Yıl, 1964'ler olmalı, Süleyman Bey'in AP Genel Başkanlığına adaylığını koyacağının söylendiği günler. Süleyman Bey'in Ankara'da Sümer Sokak'taki işyerine gazeteciler baskın yapmışlardı. Gazetecilerin arasında, o zamanlar Yeni Gazete'nin Ankara Temsilcisi olan Emil Galip Sandalcı da var. Hattâ gazetecilerin en eskileri olduğundan, bir çeşit onların başkanı sanır gören. Süleyman Bey'le yapılan o konuşma gazetelerde çıkmadı. Konuşma ilginçti, orada geçenler ilginçti de ondan.Hoş, bu sıralar Süleyman Bey bazen kendi, bazen yaver-i has imzasıyla açıklamalar, tekzipler yollamakla vakit geçiriyor. Aktaracağım görüşmelerde bir eksiğim varsa yalanım varsa, düzeltir. Seviniriz...
Daha, çok kimse Süleyman Bey'i pek bilmiyor o zamanlar. Bilse, eski Su İşleri Genel Müdürü biliyor o kadar. Su İşleri Genel Müdürü'nü kim tanır, biliyor muyum şimdiki Su işleri Genel Müdürü'nü? Neyse, sordular Süleyman Bey'e:
- Adalet Partisi'nin Genel Başkanlığı'na adaylığınızı koyuyorsunuz, AP’nin programında bir değişiklik yapacak mısınız?
Süleyman Bey, o sonradan öğrendiğimiz pozunu aldı. Gerdanını kırdı, boynunu uzattı, karşılık verdi:
- Hayır beyler; AP'nin programı değişmeyecektir. Biz ithal malı doktrin ve görüşlerle yönetim taraflısı değiliz. Biz, kendi halkımıza uygun elbiseyi dikeceğiz... filân.

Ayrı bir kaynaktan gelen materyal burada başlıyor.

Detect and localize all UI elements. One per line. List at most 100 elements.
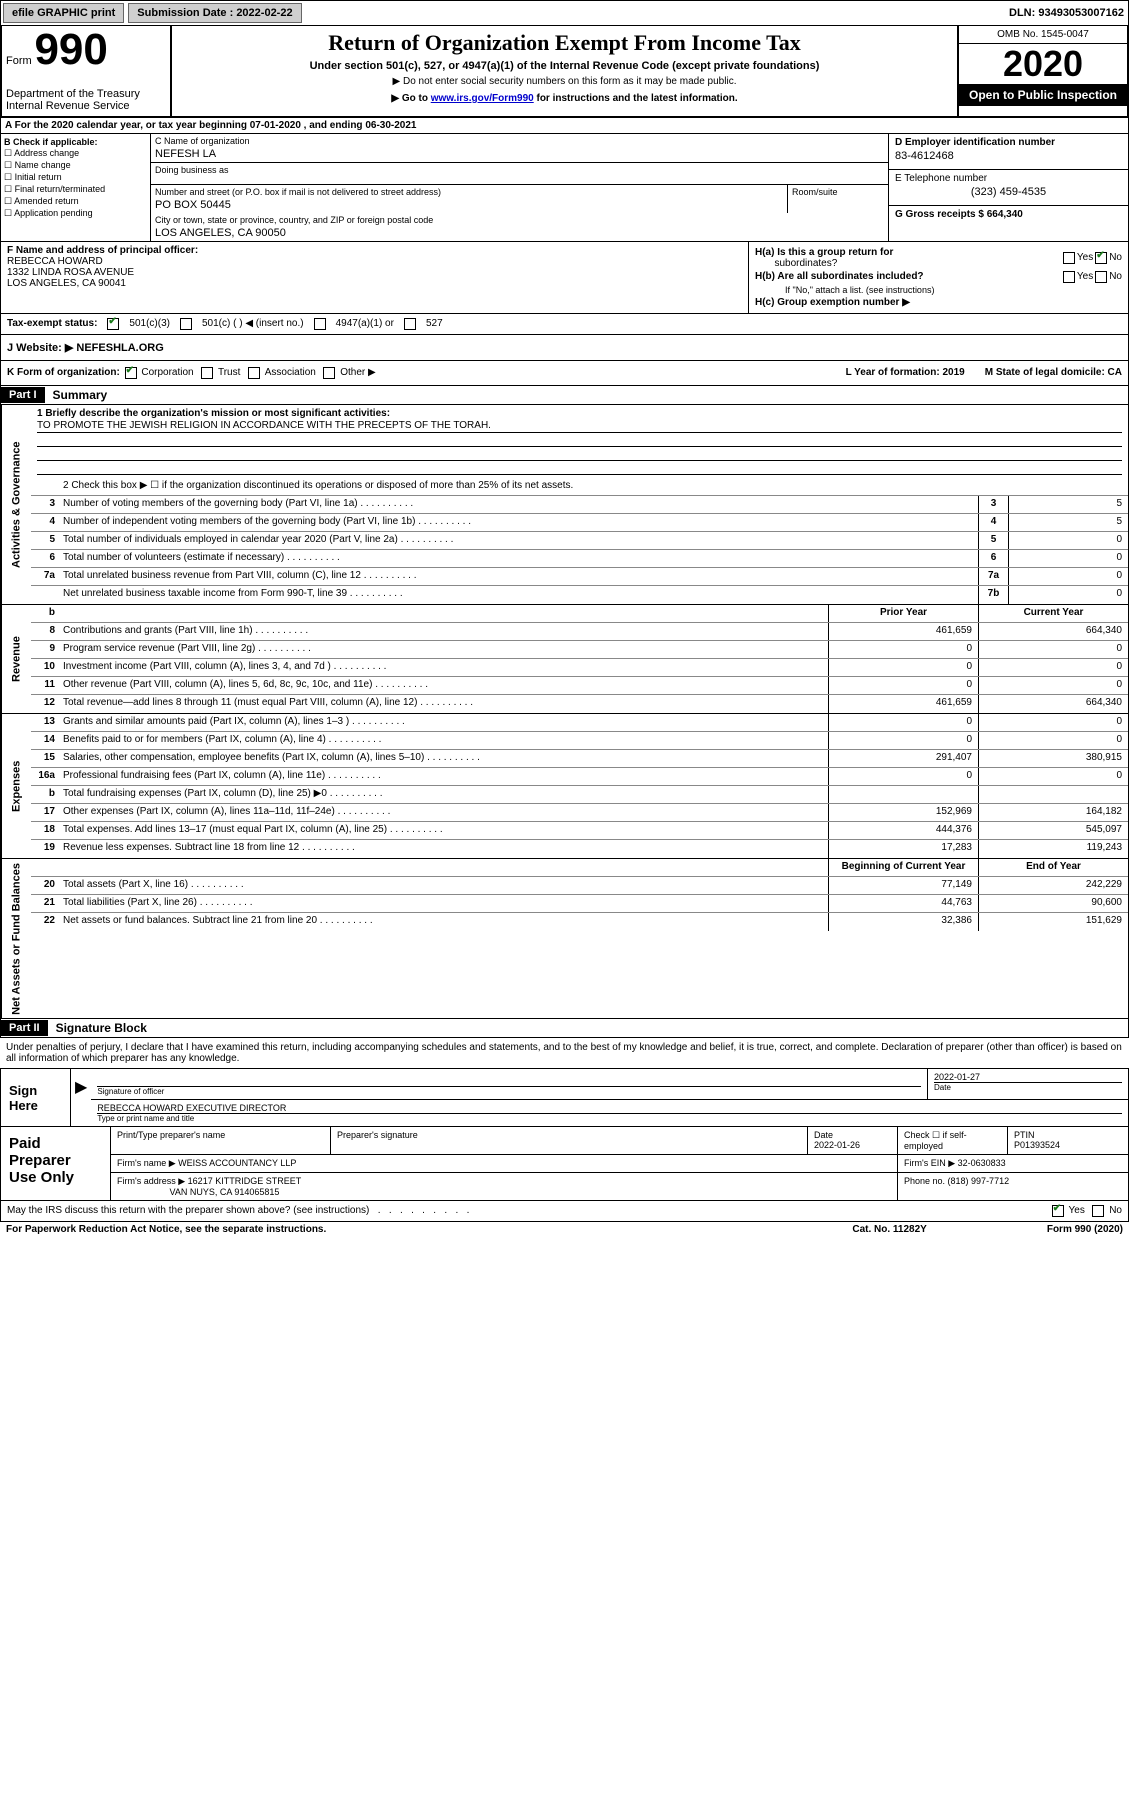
discuss-label: May the IRS discuss this return with the… — [7, 1205, 1050, 1217]
street-value: PO BOX 50445 — [155, 199, 783, 211]
room-suite-label: Room/suite — [788, 185, 888, 213]
hb-yes-checkbox[interactable] — [1063, 271, 1075, 283]
phone-value: (323) 459-4535 — [895, 186, 1122, 198]
street-label: Number and street (or P.O. box if mail i… — [155, 187, 441, 197]
city-value: LOS ANGELES, CA 90050 — [155, 227, 884, 239]
row-i-tax-exempt: Tax-exempt status: 501(c)(3) 501(c) ( ) … — [0, 314, 1129, 335]
declaration-text: Under penalties of perjury, I declare th… — [0, 1038, 1129, 1068]
q2-label: 2 Check this box ▶ ☐ if the organization… — [59, 478, 1128, 495]
city-label: City or town, state or province, country… — [155, 215, 433, 225]
ptin-value: P01393524 — [1014, 1140, 1060, 1150]
netassets-row: 21Total liabilities (Part X, line 26)44,… — [31, 895, 1128, 913]
chk-corporation[interactable] — [125, 367, 137, 379]
summary-row: 5Total number of individuals employed in… — [31, 532, 1128, 550]
section-expenses: Expenses 13Grants and similar amounts pa… — [0, 714, 1129, 859]
col-prior-year: Prior Year — [828, 605, 978, 622]
hb-no-checkbox[interactable] — [1095, 271, 1107, 283]
chk-amended-return[interactable]: ☐ Amended return — [4, 196, 147, 207]
discuss-yes-checkbox[interactable] — [1052, 1205, 1064, 1217]
q1-label: 1 Briefly describe the organization's mi… — [37, 408, 390, 419]
part2-title: Signature Block — [48, 1019, 155, 1037]
summary-row: 6Total number of volunteers (estimate if… — [31, 550, 1128, 568]
firm-name: WEISS ACCOUNTANCY LLP — [178, 1158, 296, 1168]
officer-addr2: LOS ANGELES, CA 90041 — [7, 278, 126, 289]
row-k-form-org: K Form of organization: Corporation Trus… — [0, 361, 1129, 386]
discuss-row: May the IRS discuss this return with the… — [0, 1201, 1129, 1222]
expenses-row: 13Grants and similar amounts paid (Part … — [31, 714, 1128, 732]
sig-date-label: Date — [934, 1082, 1122, 1092]
discuss-no-checkbox[interactable] — [1092, 1205, 1104, 1217]
phone-label: E Telephone number — [895, 173, 987, 184]
website-value: NEFESHLA.ORG — [76, 342, 163, 354]
org-name: NEFESH LA — [155, 148, 884, 160]
f-label: F Name and address of principal officer: — [7, 245, 198, 256]
chk-501c3[interactable] — [107, 318, 119, 330]
sign-here-label: Sign Here — [1, 1069, 71, 1126]
ptin-label: PTIN — [1014, 1130, 1035, 1140]
row-j-website: J Website: ▶ NEFESHLA.ORG — [0, 335, 1129, 361]
expenses-row: 15Salaries, other compensation, employee… — [31, 750, 1128, 768]
chk-address-change[interactable]: ☐ Address change — [4, 148, 147, 159]
summary-row: Net unrelated business taxable income fr… — [31, 586, 1128, 604]
chk-other[interactable] — [323, 367, 335, 379]
paperwork-notice: For Paperwork Reduction Act Notice, see … — [6, 1224, 326, 1235]
mission-text: TO PROMOTE THE JEWISH RELIGION IN ACCORD… — [37, 419, 1122, 433]
firm-addr-label: Firm's address ▶ — [117, 1176, 185, 1186]
efile-print-button[interactable]: efile GRAPHIC print — [3, 3, 124, 23]
firm-phone: Phone no. (818) 997-7712 — [898, 1173, 1128, 1200]
section-revenue: Revenue b Prior Year Current Year 8Contr… — [0, 605, 1129, 714]
hc-label: H(c) Group exemption number ▶ — [755, 297, 910, 308]
expenses-row: bTotal fundraising expenses (Part IX, co… — [31, 786, 1128, 804]
chk-association[interactable] — [248, 367, 260, 379]
expenses-row: 14Benefits paid to or for members (Part … — [31, 732, 1128, 750]
revenue-row: 8Contributions and grants (Part VIII, li… — [31, 623, 1128, 641]
chk-name-change[interactable]: ☐ Name change — [4, 160, 147, 171]
b-header: B Check if applicable: — [4, 137, 98, 147]
sign-arrow-icon: ▶ — [71, 1069, 91, 1126]
submission-date-button[interactable]: Submission Date : 2022-02-22 — [128, 3, 301, 23]
chk-trust[interactable] — [201, 367, 213, 379]
netassets-row: 22Net assets or fund balances. Subtract … — [31, 913, 1128, 931]
netassets-row: 20Total assets (Part X, line 16)77,14924… — [31, 877, 1128, 895]
part1-title: Summary — [45, 386, 116, 404]
sign-here-block: Sign Here ▶ Signature of officer 2022-01… — [0, 1068, 1129, 1127]
revenue-row: 10Investment income (Part VIII, column (… — [31, 659, 1128, 677]
firm-ein: Firm's EIN ▶ 32-0630833 — [898, 1155, 1128, 1172]
form-ref: Form 990 (2020) — [1047, 1224, 1123, 1235]
chk-final-return[interactable]: ☐ Final return/terminated — [4, 184, 147, 195]
chk-4947[interactable] — [314, 318, 326, 330]
dln-label: DLN: 93493053007162 — [1005, 7, 1128, 19]
ha-no-checkbox[interactable] — [1095, 252, 1107, 264]
paid-preparer-label: Paid Preparer Use Only — [1, 1127, 111, 1200]
typed-name-label: Type or print name and title — [97, 1113, 1122, 1123]
part2-badge: Part II — [1, 1020, 48, 1036]
prep-date-label: Date — [814, 1130, 833, 1140]
chk-501c[interactable] — [180, 318, 192, 330]
revenue-row: 12Total revenue—add lines 8 through 11 (… — [31, 695, 1128, 713]
part1-badge: Part I — [1, 387, 45, 403]
ha-yes-checkbox[interactable] — [1063, 252, 1075, 264]
form-title: Return of Organization Exempt From Incom… — [180, 30, 949, 56]
expenses-row: 16aProfessional fundraising fees (Part I… — [31, 768, 1128, 786]
expenses-row: 17Other expenses (Part IX, column (A), l… — [31, 804, 1128, 822]
firm-name-label: Firm's name ▶ — [117, 1158, 176, 1168]
sig-officer-label: Signature of officer — [97, 1086, 921, 1096]
chk-application-pending[interactable]: ☐ Application pending — [4, 208, 147, 219]
instructions-link[interactable]: www.irs.gov/Form990 — [431, 93, 534, 104]
col-beginning: Beginning of Current Year — [828, 859, 978, 876]
form-word: Form — [6, 55, 32, 67]
section-netassets: Net Assets or Fund Balances Beginning of… — [0, 859, 1129, 1020]
form-header: Form 990 Department of the Treasury Inte… — [0, 26, 1129, 118]
expenses-row: 18Total expenses. Add lines 13–17 (must … — [31, 822, 1128, 840]
line-a-tax-year: A For the 2020 calendar year, or tax yea… — [0, 118, 1129, 134]
form-number: 990 — [34, 25, 107, 74]
omb-number: OMB No. 1545-0047 — [959, 26, 1127, 44]
hb-note: If "No," attach a list. (see instruction… — [755, 285, 1122, 295]
part1-header-row: Part I Summary — [0, 386, 1129, 405]
part2-header-row: Part II Signature Block — [0, 1019, 1129, 1038]
firm-addr2: VAN NUYS, CA 914065815 — [170, 1187, 280, 1197]
department-label: Department of the Treasury Internal Reve… — [6, 88, 166, 112]
year-formation: L Year of formation: 2019 — [846, 367, 965, 378]
chk-527[interactable] — [404, 318, 416, 330]
chk-initial-return[interactable]: ☐ Initial return — [4, 172, 147, 183]
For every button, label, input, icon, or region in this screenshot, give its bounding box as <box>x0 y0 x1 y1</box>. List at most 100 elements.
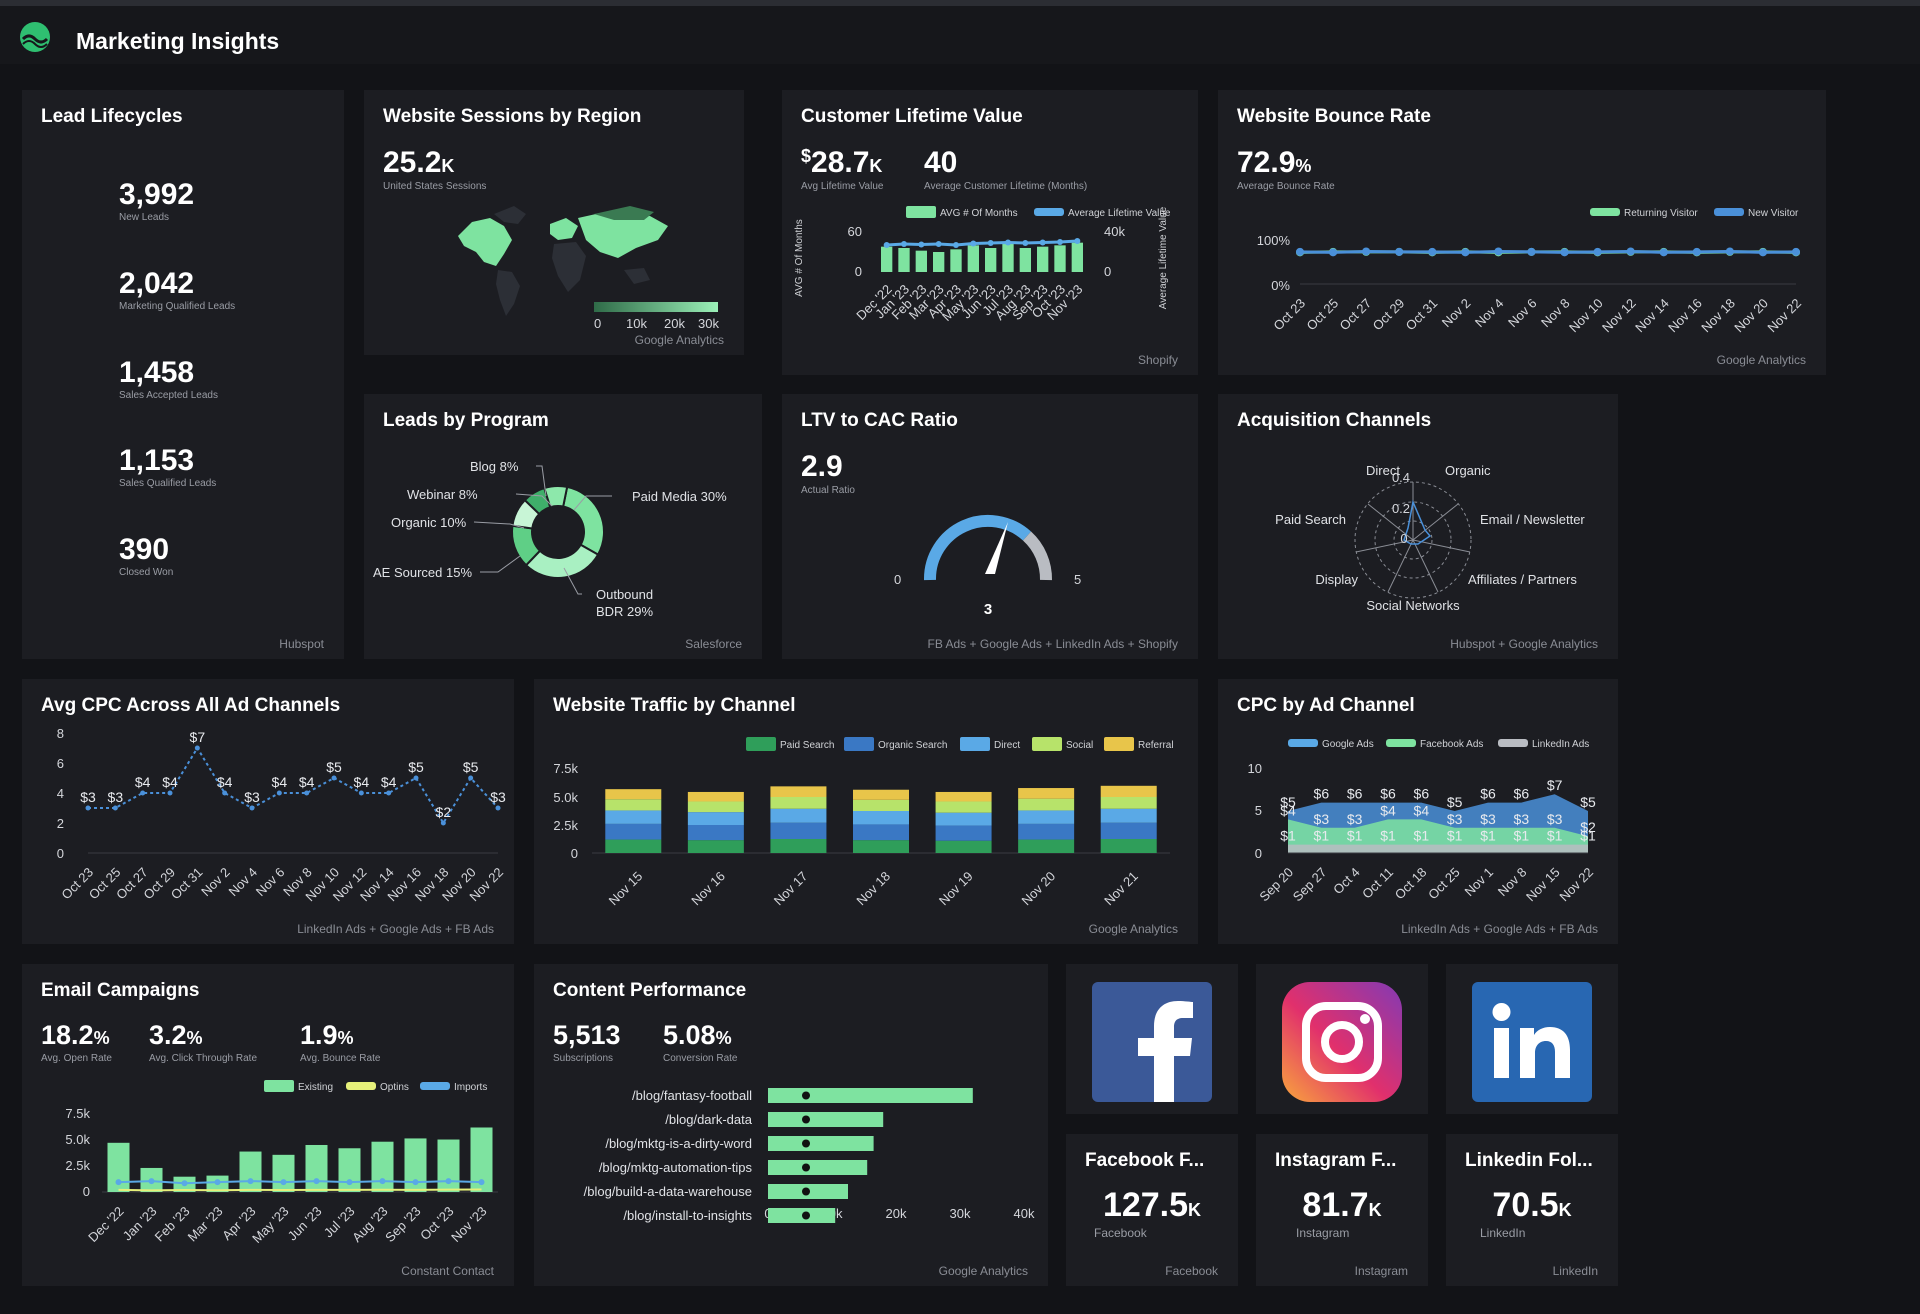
cpc-channel-area-chart[interactable]: Google Ads Facebook Ads LinkedIn Ads 10 … <box>1218 719 1618 924</box>
source-label: Hubspot + Google Analytics <box>1450 637 1598 651</box>
gauge-needle <box>985 522 1008 574</box>
y-tick: 0 <box>57 846 64 861</box>
email-imports-point <box>478 1179 485 1186</box>
cpc-channel-data-label: $1 <box>1280 828 1296 844</box>
ltv-cac-gauge[interactable]: 0 5 3 <box>782 494 1198 634</box>
linkedin-logo-tile[interactable] <box>1446 964 1618 1114</box>
bounce-series-line <box>1299 249 1797 254</box>
y-tick: 7.5k <box>65 1106 90 1121</box>
sessions-region-card[interactable]: Website Sessions by Region 25.2K United … <box>364 90 744 355</box>
cpc-data-label: $2 <box>436 804 452 820</box>
x-tick-label: Oct 29 <box>1370 296 1408 334</box>
traffic-bar-segment <box>687 801 744 813</box>
traffic-bar-segment <box>935 840 992 853</box>
content-category-label: /blog/build-a-data-warehouse <box>584 1184 752 1199</box>
x-tick-label: Aug '23 <box>349 1204 390 1245</box>
x-tick-label: Nov 1 <box>1461 865 1496 900</box>
facebook-followers-card[interactable]: Facebook F... 127.5K Facebook Facebook <box>1066 1134 1238 1286</box>
avg-customer-lifetime-label: Average Customer Lifetime (Months) <box>924 181 1088 192</box>
acquisition-card[interactable]: Acquisition Channels 0.4 0.2 0 Direct Or… <box>1218 394 1618 659</box>
card-title: Customer Lifetime Value <box>801 106 1023 127</box>
traffic-bar-segment <box>687 840 744 853</box>
traffic-stacked-bar-chart[interactable]: Paid Search Organic Search Direct Social… <box>534 719 1198 924</box>
legend-label: Google Ads <box>1322 739 1374 750</box>
ring-label: 0.2 <box>1392 501 1410 516</box>
source-label: Google Analytics <box>1088 922 1178 936</box>
bounce-point <box>1593 247 1602 256</box>
bounce-point <box>1362 247 1371 256</box>
instagram-followers-label: Instagram <box>1296 1226 1350 1240</box>
traffic-bar-segment <box>853 824 909 841</box>
sessions-value: 25.2K <box>383 146 455 179</box>
legend-label: Returning Visitor <box>1624 208 1698 219</box>
cpc-point <box>140 790 146 796</box>
leads-program-card[interactable]: Leads by Program Blog 8% Webinar 8% Orga… <box>364 394 762 659</box>
linkedin-followers-card[interactable]: Linkedin Fol... 70.5K LinkedIn LinkedIn <box>1446 1134 1618 1286</box>
traffic-card[interactable]: Website Traffic by Channel Paid Search O… <box>534 679 1198 944</box>
x-tick: 30k <box>950 1206 971 1221</box>
axis-label: Email / Newsletter <box>1480 512 1585 527</box>
clv-line <box>886 239 1078 247</box>
cpc-point <box>413 775 419 781</box>
cpc-point <box>468 775 474 781</box>
email-optins-line <box>118 1188 482 1192</box>
content-performance-chart[interactable]: 0 10k 20k 30k 40k /blog/fantasy-football… <box>534 1074 1048 1264</box>
world-map[interactable] <box>454 200 734 330</box>
clv-card[interactable]: Customer Lifetime Value $28.7K Avg Lifet… <box>782 90 1198 375</box>
lead-lifecycles-card[interactable]: Lead Lifecycles 3,992 New Leads 2,042 Ma… <box>22 90 344 659</box>
cpc-channel-data-label: $5 <box>1447 794 1463 810</box>
scale-tick: 20k <box>664 316 685 331</box>
cpc-data-label: $5 <box>463 759 479 775</box>
x-tick-label: Oct 11 <box>1359 865 1396 902</box>
cpc-point <box>331 775 337 781</box>
x-tick-label: Nov 6 <box>1505 296 1540 331</box>
bounce-rate-chart[interactable]: Returning Visitor New Visitor 100% 0% Oc… <box>1218 200 1826 350</box>
open-rate-label: Avg. Open Rate <box>41 1053 112 1064</box>
cpc-point <box>304 790 310 796</box>
x-tick-label: Nov 6 <box>253 865 288 900</box>
radar-series <box>1403 499 1432 545</box>
x-tick-label: Nov 15 <box>1523 865 1563 905</box>
clv-bar <box>985 248 997 272</box>
y-tick: 0 <box>1255 846 1262 861</box>
x-tick-label: Jun '23 <box>285 1204 325 1244</box>
acquisition-radar-chart[interactable]: 0.4 0.2 0 Direct Organic Email / Newslet… <box>1218 444 1618 644</box>
cpc-data-label: $3 <box>490 789 506 805</box>
y-tick: 5 <box>1255 803 1262 818</box>
clv-bar <box>967 245 979 272</box>
content-category-label: /blog/mktg-is-a-dirty-word <box>605 1136 752 1151</box>
y-tick: 0 <box>1104 264 1111 279</box>
slice-label: Outbound <box>596 587 653 602</box>
email-campaigns-card[interactable]: Email Campaigns 18.2% Avg. Open Rate 3.2… <box>22 964 514 1286</box>
avg-cpc-chart[interactable]: 8 6 4 2 0 $3 $3 $4 $4 $7 $4 $3 $4 $4 $5 $4 $4 $5 $2 $5… <box>22 719 514 924</box>
gauge-fill <box>923 514 1032 581</box>
axis-label: Organic <box>1445 463 1491 478</box>
cpc-point <box>85 805 91 811</box>
x-tick-label: Dec '22 <box>85 1204 126 1245</box>
leads-donut-chart[interactable]: Blog 8% Webinar 8% Organic 10% AE Source… <box>364 444 762 644</box>
ltv-cac-card[interactable]: LTV to CAC Ratio 2.9 Actual Ratio 0 5 3 … <box>782 394 1198 659</box>
clv-bar <box>1071 242 1083 272</box>
email-campaigns-chart[interactable]: Existing Optins Imports 7.5k 5.0k 2.5k 0… <box>22 1074 514 1264</box>
traffic-bar-segment <box>853 840 909 853</box>
legend-label: Existing <box>298 1082 333 1093</box>
clv-bar <box>1002 244 1014 272</box>
x-tick-label: Feb '23 <box>152 1204 193 1245</box>
card-title: Lead Lifecycles <box>41 106 183 127</box>
avg-cpc-card[interactable]: Avg CPC Across All Ad Channels 8 6 4 2 0… <box>22 679 514 944</box>
clv-chart[interactable]: AVG # Of Months Average Lifetime Value A… <box>782 200 1198 350</box>
ltv-cac-label: Actual Ratio <box>801 485 855 496</box>
card-title: Website Bounce Rate <box>1237 106 1431 127</box>
content-performance-card[interactable]: Content Performance 5,513 Subscriptions … <box>534 964 1048 1286</box>
bounce-rate-card[interactable]: Website Bounce Rate 72.9% Average Bounce… <box>1218 90 1826 375</box>
gauge-max: 5 <box>1074 572 1081 587</box>
instagram-followers-card[interactable]: Instagram F... 81.7K Instagram Instagram <box>1256 1134 1428 1286</box>
email-existing-bar <box>272 1154 295 1192</box>
instagram-logo-tile[interactable] <box>1256 964 1428 1114</box>
cpc-channel-card[interactable]: CPC by Ad Channel Google Ads Facebook Ad… <box>1218 679 1618 944</box>
scale-tick: 0 <box>594 316 601 331</box>
cpc-data-label: $3 <box>244 789 260 805</box>
card-title: Website Sessions by Region <box>383 106 642 127</box>
facebook-logo-tile[interactable] <box>1066 964 1238 1114</box>
cpc-channel-data-label: $1 <box>1514 828 1530 844</box>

- Sadettin Bilgiçle sizin aranızdan bir fark var mı?
- Hayır yoktur. O da benim arkadaşımdır. Önemli olan hizmette nöbettir, AP'ye hizmettir... filân.
Süleyman Bey, tam bu sözleri söylediği sırada, yanında oturan, gazetecilerin de pek tanımadıkları bir adam söze karıştı. Süleyman Bey'in arkadaşlarından biri olmalıydı:
- Nasıl böyle söylersin Süleyman? Sen halk içinden çıkmış biri değil misin? Sosyalist değil misin?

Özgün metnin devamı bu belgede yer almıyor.